Problems that will be solved with model B:
- raw string literals don't need some funny "reversal"
- stringizing can use the original spelling reliably
- fringe characters / encodings beyond Unicode can be transparently passed
through string literals
In short, C++ should switch to a model B', omitting any mention of "encoding"
or "multibyte characters" for the early phases.
Details:
- Define "source character set" as having the following distinct elements:
* all Unicode characters (where character means "as identified by a code point")
* invented/hypothetical characters for all other Unicode code points
(where "Unicode code point" means integer values in the range [0..0x10ffff],
excluding [0xd800-0xdfff])
Rationale: We want to be forward-compatible with future Unicode standards
that add more characters (and thus more assigned code points).
* an implementation-defined set of additional elements
(this is empty in a Unicode-only world)
- Define "basic source character set" as a subset of the "source character set"
with an explicit list of Unicode characters.
- Translation phase 1 is reduced to
"Physical source file characters are mapped, in an implementation-defined manner,
to the <del>basic</del> source character set (introducing new-line characters for
end-of-line indicators) if necessary. The set of physical source file characters
accepted is implementation-defined."
- Modify the "identifier" lexing treatment to handle (non-basic)
source characters and equivalent UCNs the same; we can't fold
UCNs to source characters just yet because of preprocessor
stringizing, which wants to recover the "original spelling".
- Add a new phase 4+ that translates UCNs everywhere except
in raw string literals to (non-basic) source characters.
(This is needed to retain the status quo behavior that a UCN
cannot be formed by concatenating string literals.)
- Revert the order of translation phases 5 and 6: We should concatenate
string literals first so that (e.g.) combining marks are actually next
to the character they apply to before converting to the execution
encoding. For example, in string literals, we want to allow Latin-1
encoding of umlauts expressed as a Unicode base vowel plus combining mark,
if an implementation so chooses.
- In phase 5, we should go to "literal encoding" right away:
There is no point in discussing a "character set" here; all
we're interested in is a (sequence of) integer values that end
up in the execution-time scalar value or array object corresponding
to the source-code literal.
- Any mention of "locale-dependent" during compilation should
be removed: Either this is subsumed by "implementation-defined"

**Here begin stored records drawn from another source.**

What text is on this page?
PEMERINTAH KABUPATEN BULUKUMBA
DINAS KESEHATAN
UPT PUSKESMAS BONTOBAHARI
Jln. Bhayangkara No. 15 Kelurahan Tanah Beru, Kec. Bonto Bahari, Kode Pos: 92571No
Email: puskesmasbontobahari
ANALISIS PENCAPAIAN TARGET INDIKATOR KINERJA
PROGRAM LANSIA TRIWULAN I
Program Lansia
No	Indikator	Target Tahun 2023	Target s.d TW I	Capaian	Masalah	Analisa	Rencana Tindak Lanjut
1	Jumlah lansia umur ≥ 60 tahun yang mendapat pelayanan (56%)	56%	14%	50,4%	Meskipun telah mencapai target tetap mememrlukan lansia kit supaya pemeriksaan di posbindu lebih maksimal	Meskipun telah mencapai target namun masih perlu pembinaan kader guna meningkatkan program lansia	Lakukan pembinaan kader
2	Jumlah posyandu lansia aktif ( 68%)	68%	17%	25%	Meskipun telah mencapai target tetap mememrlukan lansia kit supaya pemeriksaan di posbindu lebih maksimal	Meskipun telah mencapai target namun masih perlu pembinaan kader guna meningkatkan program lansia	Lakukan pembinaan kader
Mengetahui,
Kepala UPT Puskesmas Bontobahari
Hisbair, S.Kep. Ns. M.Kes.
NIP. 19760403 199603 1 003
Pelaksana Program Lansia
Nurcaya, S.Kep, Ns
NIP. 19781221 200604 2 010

in phase 1, or it's a concept referring to the runtime locale,
which is purely a library I/O matter.
- Carefully review [lex] and [cpp] for further fall-out adjustments.
The trouble is that several papers addressing [lex] are in flight,
for example P2029, which doesn't help contain the conflicts.
This approach does fix the UCN reversal in raw string literals, but does
not fix the line splicing reversal for same. The latter is a separate
can of worms, in my view.
As a matter of editorial clarity, we should use the prefix "Unicode" for
any term we intend to use unmodified from the Unicode standard,
e.g. "Unicode code point".
If the term "character set" is too loaded and transports more meaning
than the intended "(abstract) set of (abstract) characters", [lex.charset]
needs a larger rewrite. I'm not sold on that.